Auckland-based Gentrack, which develops specialist software for energy utilities, water companies and airports, says it plans to raise up to $101.8 million through an initial public offer and sharemarket float.
Gentrack said the funds would be used to pay down debt and to enable a partial sell-down of stock by its major shareholders. It expects to list on the NZX and ASX on June 25.
In aviation, Gentrack's software is used in 150 utility and airport sites around the world. On the energy utilities side, Gentrack's customers include Genesis Energy, Meridian Energy and Vector.
In Australia, Gentrack is used by Australian utilities, including Origin Energy and Alinta.
Further afield, its software is used in "marquee" international airports including Hong Kong, JFK in New York, Newark Liberty, Sydney, Melbourne and Birmingham, as well as in Auckland, Christchurch and Wellington.
About 89 per cent of the company's revenue comes from utilities and about 10 per cent comes from airports.
Chief executive James Docking was quick to differentiate the company from high-growth technology companies such as Xero, Wynyard and SLI - all stocks that attracted heavy selling over March and April when fears about the sector started to emerge in the United States.

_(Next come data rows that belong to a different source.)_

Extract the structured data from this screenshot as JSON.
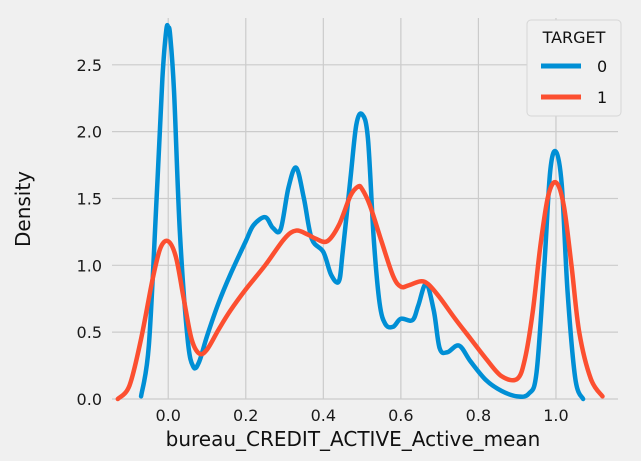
{
  "chart_data": {
    "type": "line",
    "title": "",
    "xlabel": "bureau_CREDIT_ACTIVE_Active_mean",
    "ylabel": "Density",
    "xlim": [
      -0.145,
      1.16
    ],
    "ylim": [
      0,
      2.85
    ],
    "xticks": [
      0.0,
      0.2,
      0.4,
      0.6,
      0.8,
      1.0
    ],
    "xtick_labels": [
      "0.0",
      "0.2",
      "0.4",
      "0.6",
      "0.8",
      "1.0"
    ],
    "yticks": [
      0.0,
      0.5,
      1.0,
      1.5,
      2.0,
      2.5
    ],
    "ytick_labels": [
      "0.0",
      "0.5",
      "1.0",
      "1.5",
      "2.0",
      "2.5"
    ],
    "grid": true,
    "background": "#f0f0f0",
    "grid_color": "#cbcbcb",
    "legend": {
      "title": "TARGET",
      "placement": "top-right"
    },
    "series": [
      {
        "name": "0",
        "color": "#008fd5",
        "x": [
          -0.07,
          -0.05,
          -0.03,
          -0.015,
          -0.005,
          0.0,
          0.005,
          0.015,
          0.03,
          0.05,
          0.065,
          0.08,
          0.1,
          0.13,
          0.16,
          0.2,
          0.22,
          0.25,
          0.27,
          0.29,
          0.31,
          0.33,
          0.35,
          0.37,
          0.4,
          0.42,
          0.44,
          0.45,
          0.47,
          0.485,
          0.5,
          0.515,
          0.53,
          0.545,
          0.56,
          0.58,
          0.6,
          0.63,
          0.645,
          0.665,
          0.685,
          0.7,
          0.72,
          0.75,
          0.78,
          0.82,
          0.86,
          0.9,
          0.93,
          0.95,
          0.97,
          0.985,
          1.0,
          1.015,
          1.03,
          1.05,
          1.07
        ],
        "values": [
          0.02,
          0.4,
          1.5,
          2.4,
          2.76,
          2.78,
          2.72,
          2.3,
          1.25,
          0.45,
          0.24,
          0.28,
          0.47,
          0.72,
          0.93,
          1.18,
          1.3,
          1.36,
          1.28,
          1.27,
          1.58,
          1.73,
          1.5,
          1.2,
          1.1,
          0.93,
          0.88,
          1.1,
          1.65,
          2.05,
          2.13,
          1.95,
          1.2,
          0.72,
          0.56,
          0.54,
          0.6,
          0.59,
          0.7,
          0.86,
          0.66,
          0.38,
          0.35,
          0.4,
          0.28,
          0.14,
          0.06,
          0.02,
          0.04,
          0.2,
          1.0,
          1.7,
          1.85,
          1.6,
          0.8,
          0.15,
          0.0
        ]
      },
      {
        "name": "1",
        "color": "#fc4f30",
        "x": [
          -0.13,
          -0.1,
          -0.07,
          -0.04,
          -0.02,
          0.0,
          0.02,
          0.04,
          0.06,
          0.08,
          0.1,
          0.13,
          0.16,
          0.2,
          0.25,
          0.3,
          0.33,
          0.36,
          0.38,
          0.41,
          0.44,
          0.47,
          0.49,
          0.5,
          0.52,
          0.55,
          0.58,
          0.6,
          0.62,
          0.65,
          0.67,
          0.7,
          0.74,
          0.78,
          0.82,
          0.86,
          0.9,
          0.92,
          0.94,
          0.96,
          0.98,
          1.0,
          1.02,
          1.04,
          1.06,
          1.09,
          1.12
        ],
        "values": [
          0.0,
          0.1,
          0.45,
          0.9,
          1.13,
          1.18,
          1.06,
          0.75,
          0.45,
          0.34,
          0.37,
          0.52,
          0.66,
          0.82,
          1.0,
          1.2,
          1.26,
          1.23,
          1.2,
          1.18,
          1.3,
          1.52,
          1.59,
          1.57,
          1.45,
          1.18,
          0.92,
          0.84,
          0.85,
          0.88,
          0.86,
          0.76,
          0.6,
          0.45,
          0.3,
          0.17,
          0.15,
          0.3,
          0.65,
          1.15,
          1.52,
          1.62,
          1.45,
          1.0,
          0.5,
          0.15,
          0.02
        ]
      }
    ]
  }
}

Docking said Gentrack was profit-driven, in contrast with stocks like Xero, which is yet to make profit and which does not expect to make one for several years.
To that end, the offer documents point to Gentrack's forecast net profit of $3.7 million in 2014 and $9.3 million in 2015.
Docking said shares in the company's closest peer, TechnologyOne - Australia's largest publicly listed software company - performed strongly over March and April while others in the high growth/technology space suffered.
Gentrack competes head-to-head with multinational software giants SAP and Oracle.
Docking, who has been with the company for 20 years, said Gentrack implemented its own software with customers, unlike its major competitors, which used third parties.
The offer comprises the issue of up to 18 million new ordinary shares to raise $36 million of new capital and the sale of 26.3 million existing shares at an indicative price range of $2 to $2.50 per share.
It will have institutional and retail components but there will be no public pool. Capital raised through the issue of new shares will be used to pay down Gentrack's existing debt of $33.1 million. Existing shareholders will continue to own just over 40 per cent of the company. Chairman John Clifford and Docking will be the two biggest shareholders, with 15 per cent and 10 per cent, respectively.
Of the company's 21 shareholders, 14 of them will sell a portion of their holdings. Gentrack's directors and senior management own the majority of the shares after a management buyout in 2012.
Clifford said Gentrack had built a profitable business with compound growth of earnings before interest, tax and amortisation of 16.1 per cent a year over the past five years.
Docking has been running it since 2003. He has a background in engineering and was previously with the then state-owned Electricity Corp - the forerunner to New Zealand's power-generating companies.
UBS New Zealand is lead manager for the offer.
• Provides specialised software for utilities and airports.
• Shares issued at $2 to $2.50, raising up to $101.8 million.
• Funds to be used to pay down debt and to enable partial sell-down.
• NZX, ASX listing expected on June 25.
• 2014 net profit forecast $3.7m, rising to $9.3m in 2015.